|
|
|
|
|
by bzbarsky
3635 days ago
|
|
Yeah, historically people had lots of kids not least because lots of them would not survive... As for today, child mortality in developed countries is well less than 1%. And most of that is infant mortality (death before age 1). For example, http://apps.who.int/gho/data/view.main.CM1320R (sorry, somewhat slow) shows that in the US in 2015 infant mortality was 5.6 per 1000, while child mortality was 6.5 per 1000. Neonatal mortality (death within 4 weeks of birth) was 3.6 per 1000. And a lot of that is preterm births; for full-term births the US rate of infant mortality is closer to 2.5 according to http://www.webmd.com/baby/news/20091103/preemies-raise-us-in... (Insert here rant about how different countries report some of these numbers differently, with some counting a 21-week birth followed by death a day later as a miscarriage, some counting it as a stillbirth, and some counting it as a live baby that died.
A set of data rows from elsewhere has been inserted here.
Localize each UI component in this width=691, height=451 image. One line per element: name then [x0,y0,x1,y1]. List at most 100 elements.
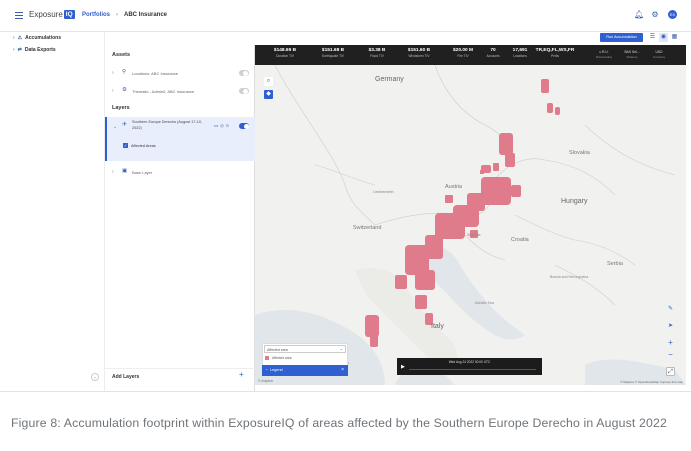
bell-icon[interactable]: 🔔︎ [634,10,644,19]
map-attribution[interactable]: © Mapbox © OpenStreetMap Improve this ma… [620,380,683,384]
stat-label: Perils [551,54,559,58]
label-switzerland: Switzerland [353,225,382,231]
list-view-icon[interactable]: ☰ [648,33,657,42]
selected-layer[interactable]: ⌄ ✈ Southern Europe Derecho (August 17-1… [105,117,255,161]
view-switcher: ☰ ◉ ▦ [648,33,679,42]
layer-controls: ••• ◎ ⊙ [214,123,229,128]
sidebar-item-label: Accumulations [25,35,61,41]
stat-item-small[interactable]: c.R.U. Discounting [589,50,619,59]
chevron-right-icon[interactable]: › [112,70,114,76]
stat-label: Earthquake TIV [321,54,345,58]
pencil-icon[interactable]: ✎ [666,305,675,314]
top-nav: Exposure IQ Portfolios › ABC Insurance 🔔… [0,0,691,32]
sidebar-item-label: Data Exports [24,47,56,53]
search-icon[interactable]: ⌕ [264,77,273,86]
figure-caption: Figure 8: Accumulation footprint within … [11,416,668,430]
legend-bar[interactable]: ⌃ Legend × [262,365,348,376]
menu-icon[interactable] [15,12,23,19]
label-serbia: Serbia [607,261,623,267]
breadcrumb-portfolios[interactable]: Portfolios [82,12,110,18]
label-germany: Germany [375,76,404,83]
label-hungary: Hungary [561,198,588,205]
stat-item-small[interactable]: BAS Sel... Scheme [617,50,647,59]
chevron-up-icon: ⌃ [265,368,269,373]
stat-label: Duration TIV [276,54,294,58]
affected-areas-row[interactable]: ✓ Affected Areas [123,143,156,148]
time-track[interactable] [409,369,536,370]
chevron-down-icon[interactable]: ⌄ [113,124,117,130]
sidebar-item-accumulations[interactable]: › ⚠ Accumulations [13,35,61,41]
stat-label: Windstorm TIV [408,54,430,58]
affected-areas-label: Affected Areas [131,143,156,148]
map-icon: ▣ [122,168,128,174]
stat-item: $151.60 B Windstorm TIV [395,48,443,58]
stat-item: TR,EQ,FL,WS,FR Perils [530,48,580,58]
more-icon[interactable]: ••• [214,123,218,128]
close-icon[interactable]: × [341,365,344,376]
label-croatia: Croatia [511,237,529,243]
stat-value: TR,EQ,FL,WS,FR [535,48,575,53]
label-austria: Austria [445,184,463,190]
collapse-icon[interactable]: ‹ [91,373,99,381]
top-icons: 🔔︎ ⚙ EX [634,10,677,19]
base-layer-row[interactable]: › ▣ Base Layer [105,165,255,179]
play-icon[interactable]: ▶ [401,364,405,370]
stat-item-small[interactable]: USD Currency [645,50,673,59]
breadcrumb-separator: › [116,12,118,18]
add-layers-label[interactable]: Add Layers [112,374,139,380]
stat-value: BAS Sel... [624,50,640,54]
asset-toggle[interactable] [239,70,249,76]
stat-label: Scheme [626,55,638,59]
stat-value: $3.38 B [368,48,386,53]
chevron-right-icon[interactable]: › [112,169,114,175]
legend-bar-label: Legend [270,368,283,372]
asset-label: Thematic - Admin0, ABC Insurance [132,89,195,94]
time-slider[interactable]: Wed Aug 24 2022 00:00 UTC ▶ [397,358,542,375]
run-accumulation-button[interactable]: Run Accumulation [600,33,643,42]
label-bosnia: Bosnia and Herzegovina [550,275,589,279]
map-view[interactable]: Germany Hungary Italy Croatia Switzerlan… [255,65,686,385]
chevron-right-icon: › [13,47,15,53]
label-adriatic: Adriatic Sea [475,301,494,305]
eye-icon[interactable]: ◎ [220,123,224,128]
zoom-out-icon[interactable]: − [666,350,675,359]
avatar[interactable]: EX [668,10,677,19]
add-layer-plus-icon[interactable]: + [239,370,244,379]
stat-value: USD [655,50,663,54]
stat-item: $148.69 B Duration TIV [261,48,309,58]
legend-select[interactable]: Affected area [264,345,346,353]
stat-item: $151.68 B Earthquake TIV [309,48,357,58]
layers-icon[interactable]: ◆ [264,90,273,99]
stat-label: Discounting [596,55,612,59]
app-logo[interactable]: Exposure IQ [29,10,75,19]
globe-view-icon[interactable]: ◉ [659,33,668,42]
label-slovenia: Slovenia [467,233,481,237]
stat-label: Currency [652,55,666,59]
label-italy: Italy [431,323,444,330]
navigate-icon[interactable]: ➤ [666,322,675,331]
asset-toggle[interactable] [239,88,249,94]
chevron-right-icon[interactable]: › [112,88,114,94]
sidebar-item-data-exports[interactable]: › ⇄ Data Exports [13,47,56,53]
table-view-icon[interactable]: ▦ [670,33,679,42]
checkbox-checked[interactable]: ✓ [123,143,128,148]
stat-item: $3.38 B Flood TIV [355,48,399,58]
thematic-icon: ⚙ [122,87,127,93]
legend-item: Affected area [265,356,292,360]
stat-value: c.R.U. [599,50,609,54]
breadcrumb-current: ABC Insurance [124,12,168,18]
fullscreen-icon[interactable]: ⤢ [666,367,675,376]
stat-label: Flood TIV [370,54,384,58]
zoom-in-icon[interactable]: + [666,338,675,347]
asset-label: Locations: ABC Insurance [132,71,179,76]
time-label: Wed Aug 24 2022 00:00 UTC [448,360,491,364]
wind-icon: ✈ [122,122,128,128]
asset-row[interactable]: › ⚙ Thematic - Admin0, ABC Insurance [105,84,255,98]
legend-item-label: Affected area [272,356,292,360]
assets-title: Assets [112,52,131,58]
asset-row[interactable]: › ⚲ Locations: ABC Insurance [105,66,255,80]
layer-toggle[interactable] [239,123,249,129]
clock-icon[interactable]: ⊙ [226,123,229,128]
settings-icon[interactable]: ⚙ [651,10,659,19]
stat-value: $148.69 B [273,48,297,53]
As the mortality numbers drop these edge cases matter more and more. Obviously back when child mortality was in the mid-double-digit percentages these edge cases were not really important.) What was your naive assumption about child mortality rates, if I might ask? |
|
And as for a century and two ago I'd be waaaaaaay off base. Probably 10% or even 5%. It's hard to say in the hindsight. Now it seems so obvious and makes you feel stupid.